Continuing my more detailed exploration of the wines made outside of the famous left bank communes, after Moulis and Listrac we now come to the vineyards of the Haut-Médoc. As regular Bordeaux drinkers will know, the Haut-Médoc appellation is a long and convoluted one, running all the way up the left bank of the Gironde, from north of Bordeaux, terminating shortly after Saint-Seurin-de-Cadourne, about 60 kilometres to the north. Within this appellation the famous communes of St Estèphe, Pauillac, St Julien and Margaux rise like gravelly islands, so the Haut-Médoc appellation has the appearance of encircling and flanking these smaller communes.

This drawn out and rather convoluted nature gives the Haut-Médoc appellation an unexpected complexity.

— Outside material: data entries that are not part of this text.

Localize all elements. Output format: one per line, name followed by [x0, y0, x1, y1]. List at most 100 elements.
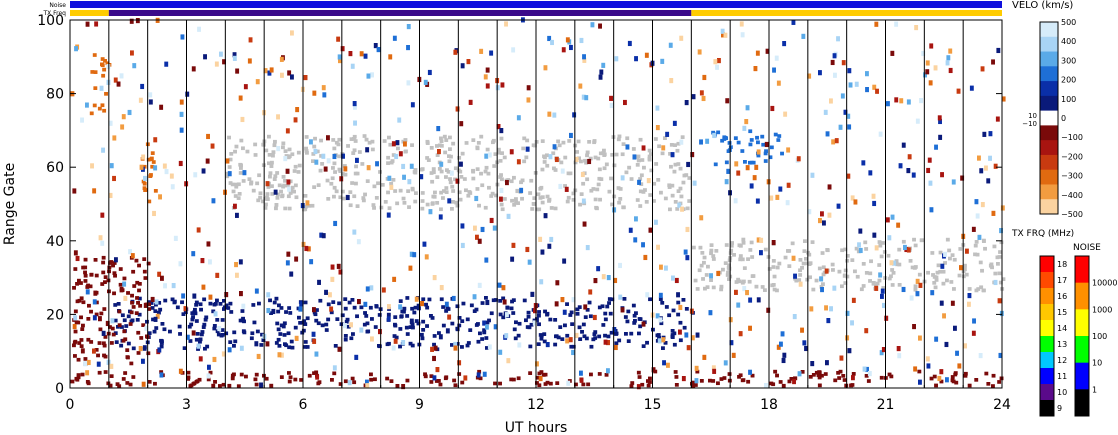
data-cell: [526, 97, 531, 103]
data-cell: [568, 313, 573, 317]
data-cell: [244, 374, 248, 379]
data-cell: [72, 340, 77, 345]
data-cell: [466, 341, 471, 345]
data-cell: [565, 199, 570, 204]
data-cell: [471, 169, 476, 174]
data-cell: [862, 366, 867, 372]
data-cell: [494, 193, 498, 198]
data-cell: [659, 264, 663, 270]
data-cell: [533, 308, 537, 314]
data-cell: [736, 277, 741, 282]
data-cell: [75, 282, 79, 286]
data-cell: [720, 138, 725, 143]
data-cell: [802, 249, 807, 253]
data-cell: [331, 166, 335, 170]
data-cell: [121, 114, 126, 120]
data-cell: [298, 321, 303, 325]
data-cell: [259, 382, 263, 388]
data-cell: [83, 273, 88, 278]
data-cell: [639, 173, 644, 178]
data-cell: [658, 317, 663, 323]
data-cell: [75, 299, 80, 304]
data-cell: [536, 342, 541, 346]
data-cell: [632, 321, 637, 325]
data-cell: [977, 155, 981, 161]
data-cell: [250, 331, 255, 336]
data-cell: [430, 316, 435, 320]
data-cell: [289, 339, 294, 344]
data-cell: [303, 204, 308, 209]
data-cell: [138, 346, 143, 352]
data-cell: [281, 184, 286, 189]
data-cell: [449, 170, 454, 176]
noise-colorbar-swatch: [1075, 282, 1089, 310]
data-cell: [887, 235, 892, 241]
data-cell: [836, 371, 841, 375]
data-cell: [549, 236, 554, 243]
data-cell: [535, 361, 539, 367]
data-cell: [135, 280, 140, 285]
data-cell: [800, 266, 804, 270]
data-cell: [201, 284, 206, 290]
data-cell: [807, 209, 812, 215]
data-cell: [770, 283, 775, 288]
data-cell: [274, 296, 279, 301]
data-cell: [647, 154, 652, 159]
data-cell: [102, 343, 107, 348]
velocity-colorbar-swatch: [1040, 22, 1058, 38]
data-cell: [614, 332, 618, 336]
data-cell: [207, 364, 211, 370]
data-cell: [482, 320, 487, 326]
data-cell: [674, 383, 679, 387]
data-cell: [376, 47, 381, 53]
data-cell: [478, 376, 483, 381]
data-cell: [252, 320, 257, 325]
data-cell: [299, 378, 304, 382]
data-cell: [409, 251, 414, 257]
data-cell: [410, 187, 415, 192]
data-cell: [236, 384, 241, 388]
data-cell: [543, 309, 547, 314]
x-tick-label: 21: [877, 397, 895, 413]
data-cell: [917, 369, 922, 374]
data-cell: [516, 376, 521, 381]
data-cell: [661, 346, 665, 350]
data-cell: [540, 167, 545, 172]
data-cell: [991, 59, 995, 65]
data-cell: [137, 312, 142, 317]
txfreq-colorbar-tick-label: 18: [1057, 260, 1067, 269]
data-cell: [695, 287, 700, 291]
data-cell: [112, 175, 116, 182]
data-cell: [548, 154, 553, 160]
data-cell: [574, 156, 579, 162]
data-cell: [393, 322, 397, 327]
data-cell: [694, 365, 699, 371]
data-cell: [338, 382, 343, 386]
data-cell: [982, 288, 986, 293]
data-cell: [709, 248, 714, 253]
data-cell: [321, 233, 326, 239]
data-cell: [268, 298, 272, 303]
data-cell: [640, 158, 645, 162]
data-cell: [967, 287, 972, 291]
data-cell: [593, 278, 598, 284]
data-cell: [694, 378, 699, 384]
data-cell: [267, 70, 272, 76]
data-cell: [464, 188, 468, 193]
data-cell: [889, 374, 894, 379]
data-cell: [274, 341, 279, 345]
txfreq-bar: [70, 10, 1002, 16]
data-cell: [256, 353, 261, 360]
data-cell: [86, 359, 91, 366]
data-cell: [321, 153, 326, 159]
data-cell: [72, 286, 76, 290]
data-cell: [744, 119, 749, 125]
x-tick-label: 9: [415, 397, 424, 413]
data-cell: [685, 206, 690, 211]
data-cell: [845, 274, 850, 279]
data-cell: [389, 181, 394, 186]
data-cell: [357, 299, 361, 305]
data-cell: [865, 87, 869, 93]
data-cell: [369, 377, 374, 382]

The reasoning behind where its boundaries have been placed sometimes seems clear, but sometimes it does not. I have already indicated what differentiates the vineyards of the four communes of the central Médoc, (Cussac-Saint-Médoc, Lamarque, Arcins and Soussans) from St Julien to the north, and Margaux to the south, in my Moulis & Listrac 2012 report. It is the relative paucity of gravel, a result of the limestone rise at Listrac. Terroir plays a part in defining other boundaries too. South of Margaux there is an 8-kilometre stretch of marshy land before you reach Bordeaux; here, on little gravelly pockets of resistance, the Haut-Médoc classed growths Château La Lagune and Château Cantemerle can be found. West of St-Julien-Beychevelle the gravel peters out and is mixed with the more sandy soils, the sand having come in from the dunes of Les Landes, to the west, perhaps 3 million years ago. Here, very close to the edge of the St Julien appellation, on soils more gravely than sandy, lie the other three Haut-Médoc classed growths, Château Belgrave, Château La Tour Carnet and Château de Camensac.